Auf optischen, rein praktischen Gründen (ist schon hoch genug), sowie aufgrund des Geschmacks (wer braucht schon mehr Brötchen, wenn er/sie mehr Belag haben kann?!) kommt die zweite Brötchenhälfte nicht oben drauf sondern wird eigenständig.

Variationen:
- wenn die Mischung zu weich ist & ihr sie anbraten wollt: etwas Mehl dazu und/oder panieren
- auch lecker: mit Räuchertofu oder Nusskernmischung

gepostet am by Sarah in Fruehstueck & Aufstriche, Hauptspeisen, Rezepte

9 Antworten auf Nussiger Suesskartoffel Burger

  1. Stephanie

    Könnte man nicht die Süßkartoffel raspeln und die Bratlinge wie Reibekuchen herstellen? Ich denke, das werde ich mal ausprobieren. So hat das ganze auch noch ein bißchen mehr Biss..

    • Sarah

      ja klar, sollte funktionieren. berichte mal, wie es geworden ist! :)

  2. La Alemana

    Kannst du sagen wieviel Gramm Süßkartoffeln man ungefähr verwenden soll? Habe gestern Süßkartoffeln gekauft, die riesig waren und die Burger sind dadurch ziemlich weich gewesen.

  3. Anna

    wie um alles in der Welt hast du die Süßkartoffeln dazu gebracht, sowas wie Burger-Patties zu werden??? Bei uns sind Süßkartoffel-Masse-Häufchen einfach nur an den Stellen, an denen sie in der Pfanne lagen angebrannt, also, sie haben nicht so eine knusprige Schicht entwickelt. Gab dann also die Masse vom Anfang mit verbrannten Fetzchen drin….-_-

    • Sarah

      ordentlich heiße pfanne mit beschichtung und etwas öl hat bei mir bisher immer einwandfrei funktioniert.

  4. nini

    Vielleicht wird das Patty stabiler mit Johannesbrotkernmehl?

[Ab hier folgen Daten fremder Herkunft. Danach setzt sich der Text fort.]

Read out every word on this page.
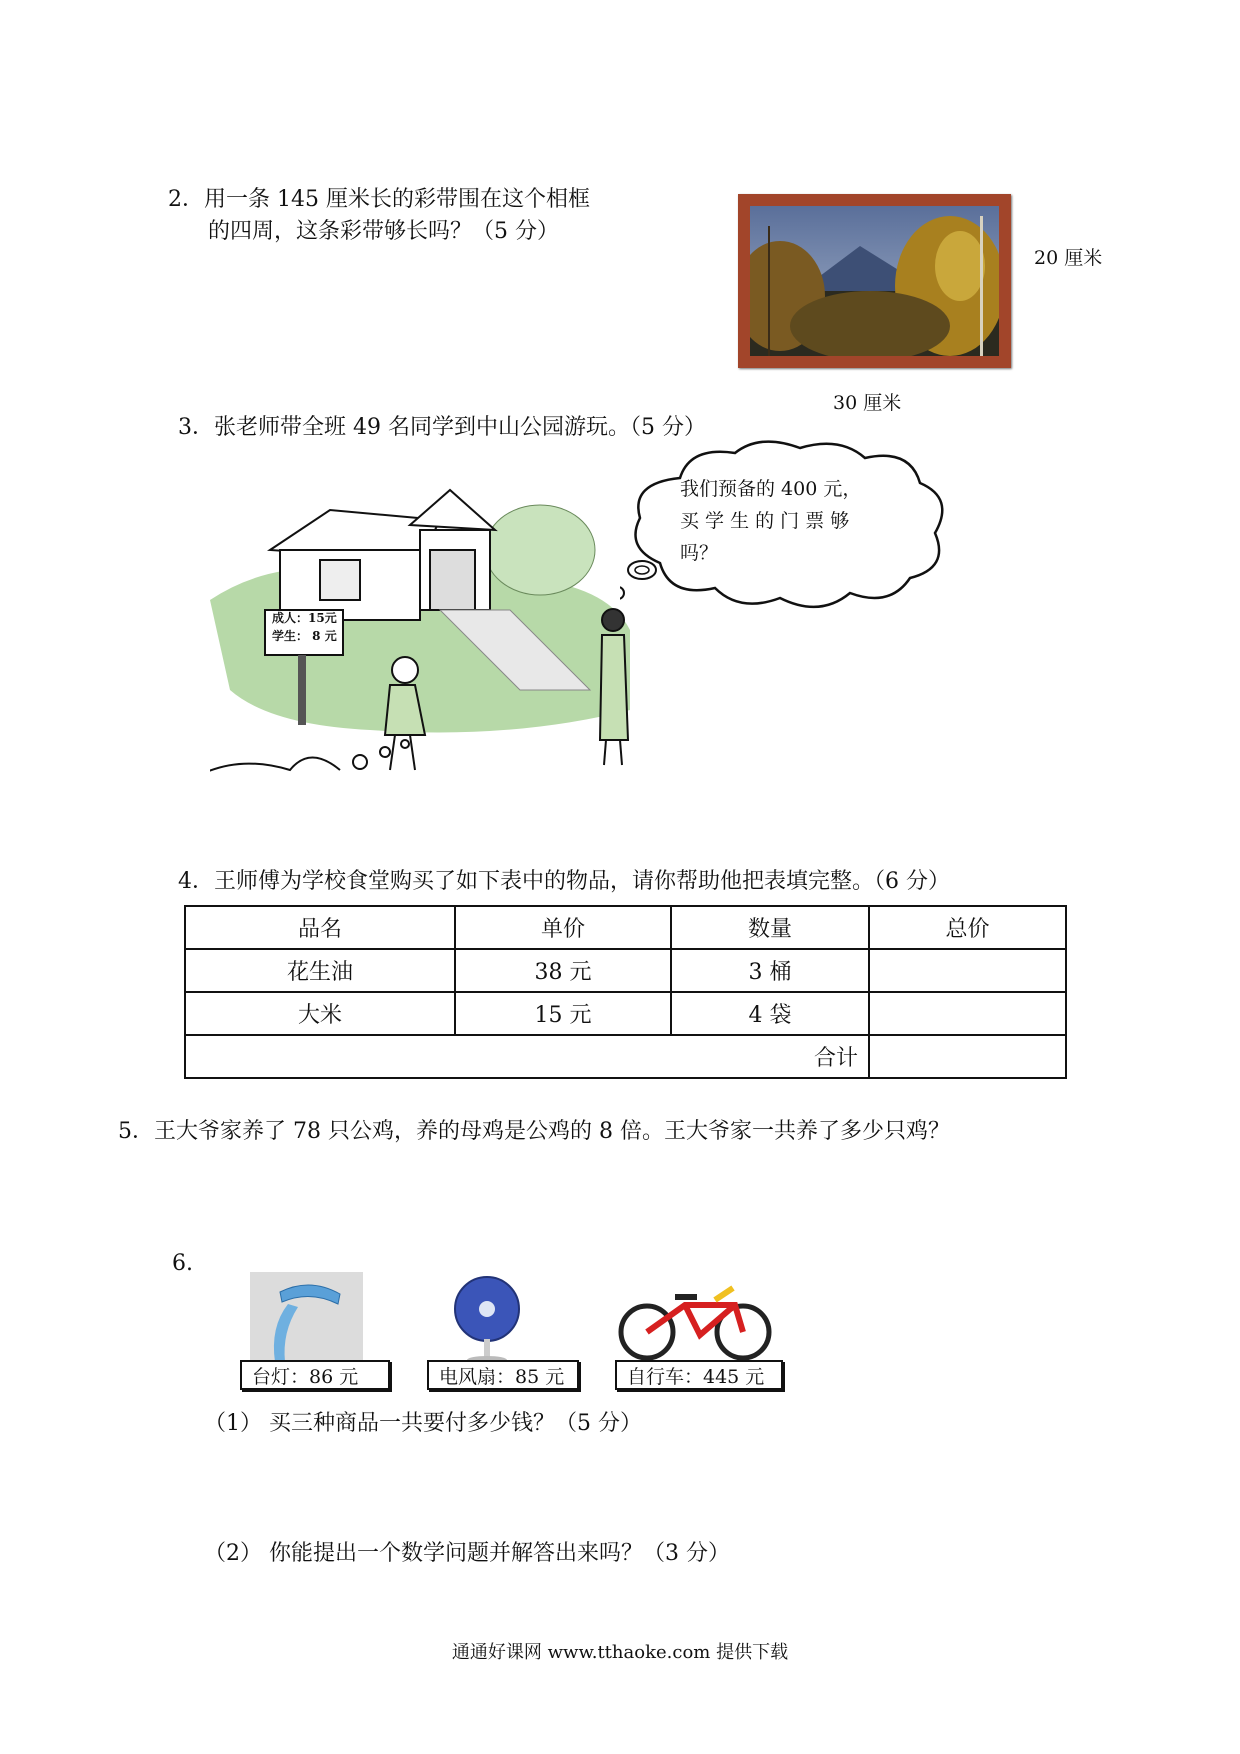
2．用一条 145 厘米长的彩带围在这个相框
的四周，这条彩带够长吗？（5 分）
20 厘米
30 厘米
3．张老师带全班 49 名同学到中山公园游玩。（5 分）
成人：15元
学生： 8 元
我们预备的 400 元，
买 学 生 的 门 票 够
吗？
4．王师傅为学校食堂购买了如下表中的物品，请你帮助他把表填完整。（6 分）
品名	单价	数量	总价
花生油	38 元	3 桶	
大米	15 元	4 袋	
合计			
5．王大爷家养了 78 只公鸡，养的母鸡是公鸡的 8 倍。王大爷家一共养了多少只鸡？
6.
台灯：86 元	电风扇：85 元	自行车：445 元
（1） 买三种商品一共要付多少钱？（5 分）
（2） 你能提出一个数学问题并解答出来吗？（3 分）
通通好课网 www.tthaoke.com 提供下载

  5. Pingback: Süßkartoffel-Burger im Weltmeisterbrötchen - veganburgerlove.de – vegane Burger und ihre Rezepte sind unsere Leidenschaft

  6. Julia

    Großartig! Vielen Dank für das Rezept! Ich musste es ein wenig abwandeln – hatte keine Tahini mehr – und habe stattdessen Erdnussbutter verwendet. Bei den Nüssen habe ich noch Pekannüsse hinzugefügt und die Kartoffelmasse nicht püriert, sondern gestampft (in der Hoffnung, dass sie dann nicht etwas fester bleibt). Die Konsistenz gefällt mir noch nicht ganz, ich hätte sie auch gerne fester – gerade überlege ich, ob ich die Burger mal mit ein paar Löffeln Getreideschrot strecke, oder ob das den Geschmack zu sehr verfälscht. Vielleicht hat ja doch noch jemand eine ganz andere Idee. Aber geschmacklich wirklich fantastisch! Vielen Dank nochmal!

  7. Lea

    Also sie waren echt genial lecker, aber sind bei mir doch ständig auseinander gefallen… Wie viel Süßkartoffel in Gramm sollte man denn nehmen?